Tatlısularımızda bulunan Hirudo medisinalis küçük akvaryum, çanak ve kavanozlarda üretilebilir. Hindistan tıbbi sülüğü de (Hirudinaria) yaygın olarak bu yolla kültür edilir. Sülüklerin kokonlarını rahatça bırakabilmesi için bu kabların içine kil toprak konulur. Sülükler kokonlarını bu kilin içine bırakır. Yumurtalardan çıkan yavru sülükler bu kap içinden alınarak, temiz su bulunan başka bir kaba aktarılır ve beslenmeye başlanır (Moore, 1959)

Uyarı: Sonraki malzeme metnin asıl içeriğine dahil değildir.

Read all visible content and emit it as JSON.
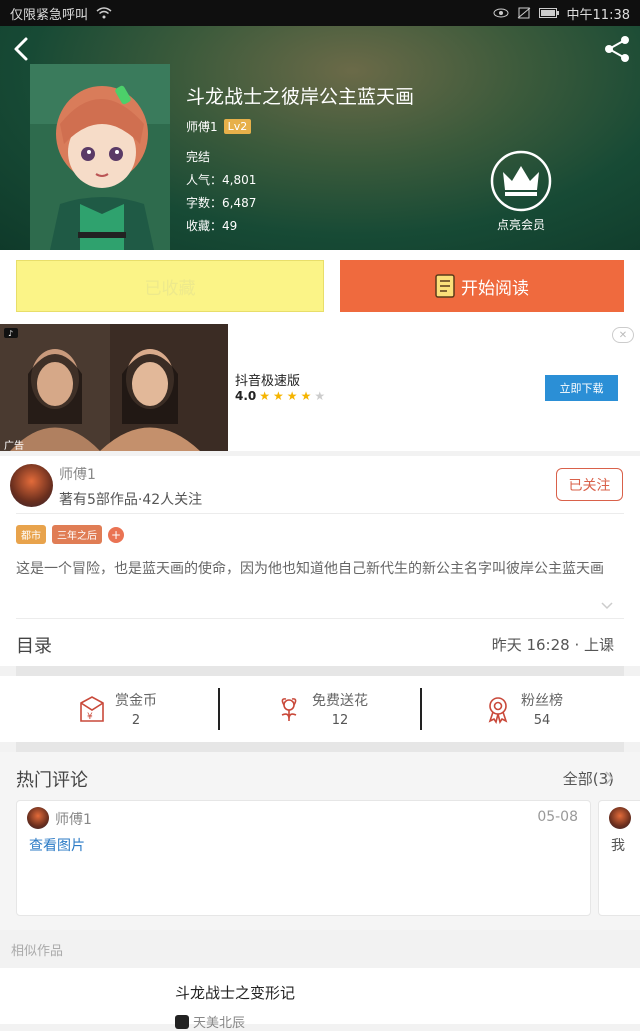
{
  "status_bar": {
    "carrier": "仅限紧急呼叫",
    "time": "中午11:38"
  },
  "book": {
    "title": "斗龙战士之彼岸公主蓝天画",
    "author": "师傅1",
    "level": "Lv2",
    "status": "完结",
    "popularity": "人气：4,801",
    "word_count": "字数：6,487",
    "favorites": "收藏：49",
    "vip_label": "点亮会员"
  },
  "actions": {
    "favorited_label": "已收藏",
    "read_label": "开始阅读"
  },
  "ad": {
    "app_name": "抖音极速版",
    "rating": "4.0",
    "stars": 4,
    "max_stars": 5,
    "cta": "立即下载",
    "tag": "广告",
    "close": "✕"
  },
  "author": {
    "name": "师傅1",
    "stats": "著有5部作品·42人关注",
    "follow_label": "已关注"
  },
  "tags": [
    {
      "label": "都市",
      "color": "#e8a34c"
    },
    {
      "label": "三年之后",
      "color": "#e07d55"
    }
  ],
  "tag_add": "+",
  "description": "这是一个冒险，也是蓝天画的使命，因为他也知道他自己新代生的新公主名字叫彼岸公主蓝天画",
  "toc": {
    "label": "目录",
    "latest": "昨天 16:28 · 上课"
  },
  "stats": [
    {
      "label": "赏金币",
      "value": "2",
      "icon": "red-envelope-icon"
    },
    {
      "label": "免费送花",
      "value": "12",
      "icon": "flower-icon"
    },
    {
      "label": "粉丝榜",
      "value": "54",
      "icon": "medal-icon"
    }
  ],
  "comments": {
    "title": "热门评论",
    "all_label": "全部(3)",
    "items": [
      {
        "user": "师傅1",
        "date": "05-08",
        "content": "查看图片"
      },
      {
        "content": "我"
      }
    ]
  },
  "similar": {
    "label": "相似作品",
    "title": "斗龙战士之变形记",
    "author": "天美北辰"
  },
  "colors": {
    "accent": "#ef6a3e",
    "favorite_bg": "#fbf487",
    "link": "#2c7bc6",
    "ad_button": "#2b8fd6"
  }
}
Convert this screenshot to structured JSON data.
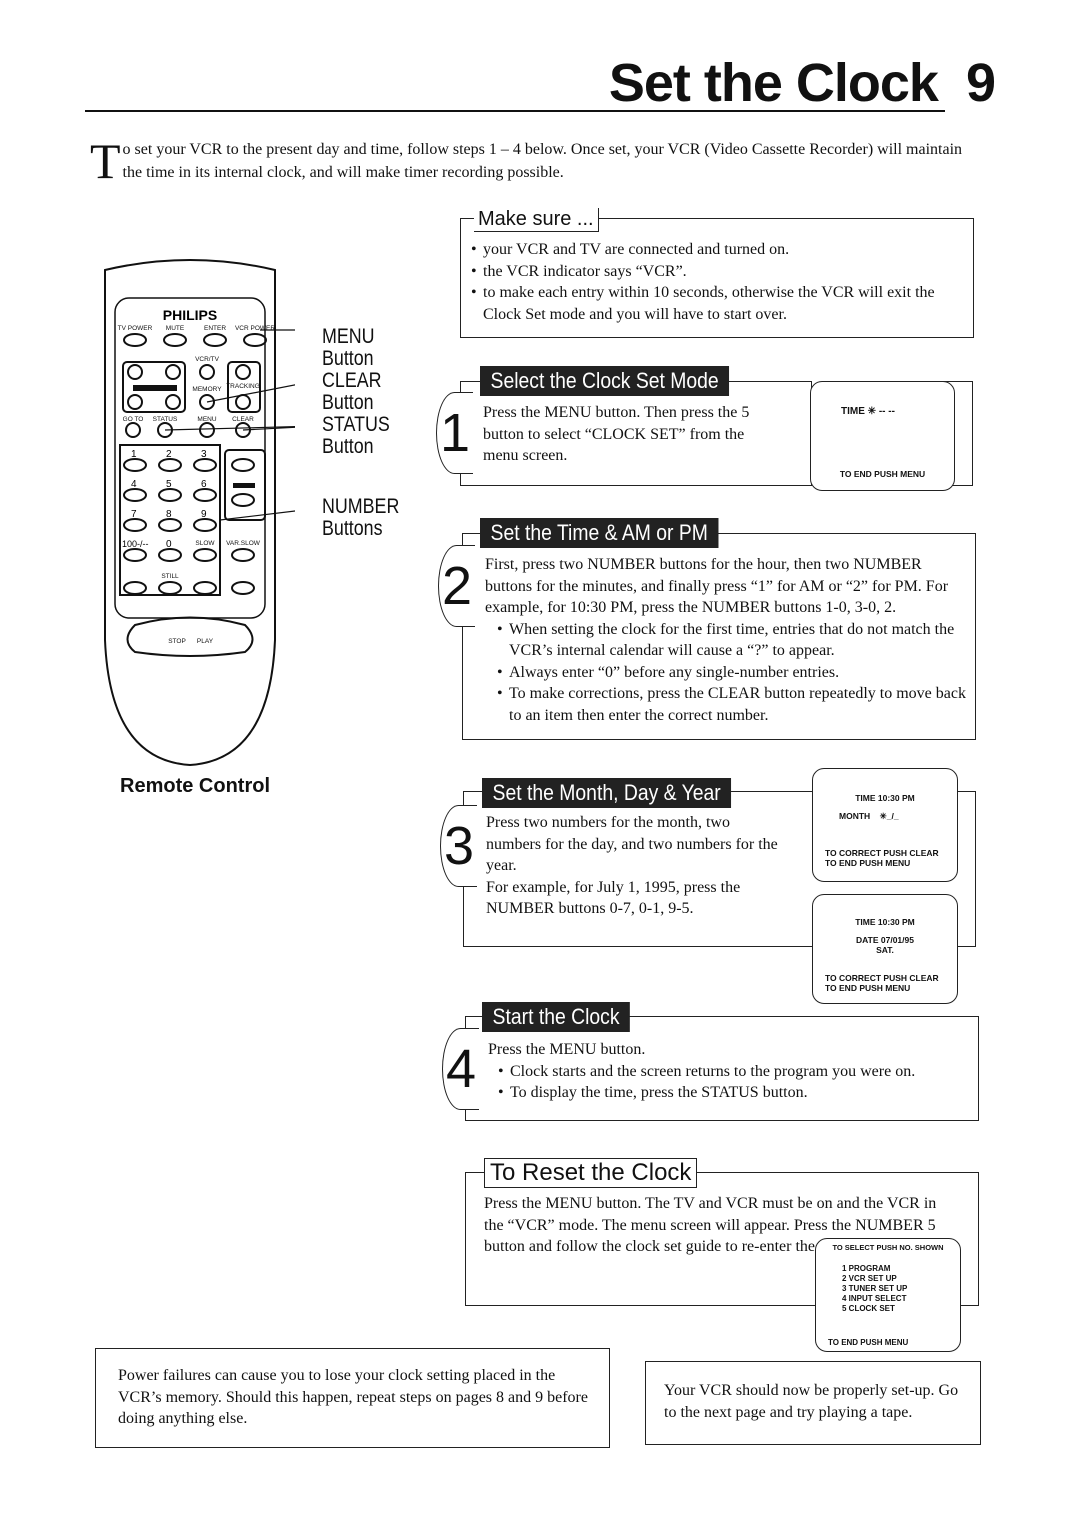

Toprak Havuzlarda Yetiştiricilik

Toprak havuzlarda sülüklerin yetiştiriciliği doğadaki yaşam ortamının yapay olarak oluşturulması prensibine dayanmaktadır. Havuzlar sülüklerin doğal ortamına uygun tarzda sazlık, bataklık ve organik maddece zengin bir şekilde hazırlanır. Doğadan toplanan sülükler bu havuzlara yerleştirilir. Sülüklerin kan emerek beslenmeleri için havuza canlı kurbağa veya balık bırakılır. Yine mezbahanelerden sağlanan sağlıklı kanla da bu sülükler beslenebilir. Toprak havuzlarda üretim ve yetiştiricilik ekonomik olmamakla beraber yılda ancak bir veya iki ürün alınabilir. Yine sülüklerin üremesi çok uzun bir sürede olur. Oysa laboratuvarlarda su sıcaklığı her mevsim sabit düzeyde tutulabileceğinden sürekli yavru almak ve bunları kısa sürede büyütebilmek mümkündür. Bu gün dünyada sadece laboratuvar üretim teknikleri uygulanmaktadır (Halton, 1989; Sawyer, 1986)

SONUÇ

Yeryüzünde yaşayan çok sayıda sülük türü vardır. Bunların bir kısmı omurgalılarda, diğer bir kısmı da omurgasız canlılarda paraziter etki göstermektedir. Sülükler sulara bağımlı olmakla beraber, karasal ve yarı karasal formları da bulunmaktadır. Sularda saldırdıkları canlıların başında balıklar gelmektedir. Sülükleren paraziter etkileri yanında tıbbi önemleri de bulunmaktadır. Eski dönemlerde olduğu gibi, günümüzde de tam kontrollü laboratuvarlarda steril şartlar altında üretilen sülükler modern tıbda kullanılmaktadır. Modern tıbta sülük (H. medicinalis) ya olduğu gibi canlı olarak veya bunlardan elde edilen ilaçlardan yararlanılarak kullanılmaktadır. Sülüklerin üretilmesi çok zor olduğundan ve kültür şartlarında istenilen düzeyde bol miktarda üretilememeleri nedeniyle doğadan toplanmaları tercih edilmektedir. Doğadan ticari amaçla sülüklerin aşırı toplanmaları ise bunların neslini tehlikeye düşürmüştür. Uluslararası CITES sözleşmesiyle de sülükler neslinin devamı için koruma altına alınmıştır ve bu amaçla sülük ihracatı yapan ülkelere kota uygulaması getirilmiştir. Ancak bazı sülük tüccarları sülük üretimi ve yetiştiriciliği yapıyoruz diyerek doğadan topladıkları sülükleri doğal sülük üreme alanlarına stoklayıp, bu kotayı delmenin yollarını aramaktadırlar. CITES sözleşmesiyle sadece tıbbi sülük, Hirudo medicinalis 'in nesli koruma altına alındığından bazı firmalar yurt dışına solucan ihraç ediyoruz diyerek de kotayı delebilirler. Bu olumsuzlukları önleyebilmek, bu ürünün neslini koruyabilmek ve yurdumuza devamlı bir gelir kaynağı oluşturabilmek için hem sülüğe dayalı ilaç sanayisinin ülkemizde kurulmasını sağlamalı, hemde yapılan ihracatlarda ve sülük yetiştiriciliğinde bilimsel anlamda sıkı bir denetim ve kontrol mekanizması oluşturulmalıdır.